Verizon Communications will use a balanced mix of cash and common stock to fund the transaction. As they said last January, “We have the capacity to execute the transaction; it is designed to be self-funding as the incremental free cash flow we will acquire exceeds incremental after-tax interest expense and dividends”. Importantly, there is no business execution risk, because they manage and control the partnership today. This transaction is not based on synergies.

Upon closing, the transaction is expected to be immediately accretive to earnings per share by approximately 10% without any one-time adjustments and accretive to free cash flow. It will also provide access to all of the Wireless cash flows. To put this into perspective, the partnership paid special distribution of $25.5 billion since January of 2012 of which 45% went to Vodafone. On an annual basis, this increases Verizon's dividend 6 cents per share from $2.06 per share to $2.12 per share. 

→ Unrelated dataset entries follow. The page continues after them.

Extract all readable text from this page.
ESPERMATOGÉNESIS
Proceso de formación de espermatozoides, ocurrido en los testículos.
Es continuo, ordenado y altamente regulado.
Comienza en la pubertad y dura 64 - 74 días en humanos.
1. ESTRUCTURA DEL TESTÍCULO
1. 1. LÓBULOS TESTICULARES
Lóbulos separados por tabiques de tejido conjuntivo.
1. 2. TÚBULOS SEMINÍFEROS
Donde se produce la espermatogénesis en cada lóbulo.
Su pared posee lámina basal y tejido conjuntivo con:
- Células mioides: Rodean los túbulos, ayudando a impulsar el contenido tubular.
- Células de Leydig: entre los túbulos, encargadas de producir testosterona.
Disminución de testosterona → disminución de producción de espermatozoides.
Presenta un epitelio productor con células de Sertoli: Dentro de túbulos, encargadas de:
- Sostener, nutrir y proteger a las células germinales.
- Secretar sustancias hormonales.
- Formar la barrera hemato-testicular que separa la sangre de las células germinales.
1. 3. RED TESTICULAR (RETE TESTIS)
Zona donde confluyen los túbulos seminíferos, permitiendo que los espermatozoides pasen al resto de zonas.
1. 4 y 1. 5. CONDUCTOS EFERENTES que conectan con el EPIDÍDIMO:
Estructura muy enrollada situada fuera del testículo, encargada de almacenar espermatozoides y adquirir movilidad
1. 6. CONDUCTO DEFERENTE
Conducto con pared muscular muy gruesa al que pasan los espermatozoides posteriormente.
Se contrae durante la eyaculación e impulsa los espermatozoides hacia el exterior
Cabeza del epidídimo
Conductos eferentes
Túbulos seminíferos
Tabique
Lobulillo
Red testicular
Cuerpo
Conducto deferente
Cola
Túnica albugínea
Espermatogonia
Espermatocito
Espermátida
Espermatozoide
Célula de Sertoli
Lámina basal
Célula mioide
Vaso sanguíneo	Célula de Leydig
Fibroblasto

Lowell further mentioned that their growth strategy has three basic elements: Connectivity, Platforms and Solutions. They are very bullish on the growth outlook for the U.S. wireless marketplace.




The United States has one of the strongest economies in the world, a good competitive framework for wireless and still has lower penetration rates compared with other parts of the world. There is still a lot of headroom in core wireless connectivity with 64% penetration of smartphones. Verizon still has about 30 million basic phones in their postpaid connection space and also important to mention that about one-third of Verizon’s postpaid connections are 4G LTE.


They already operate Verizon Wireless and should continue to deliver an outstanding customer experience in terms of Network, Reliability and Quality.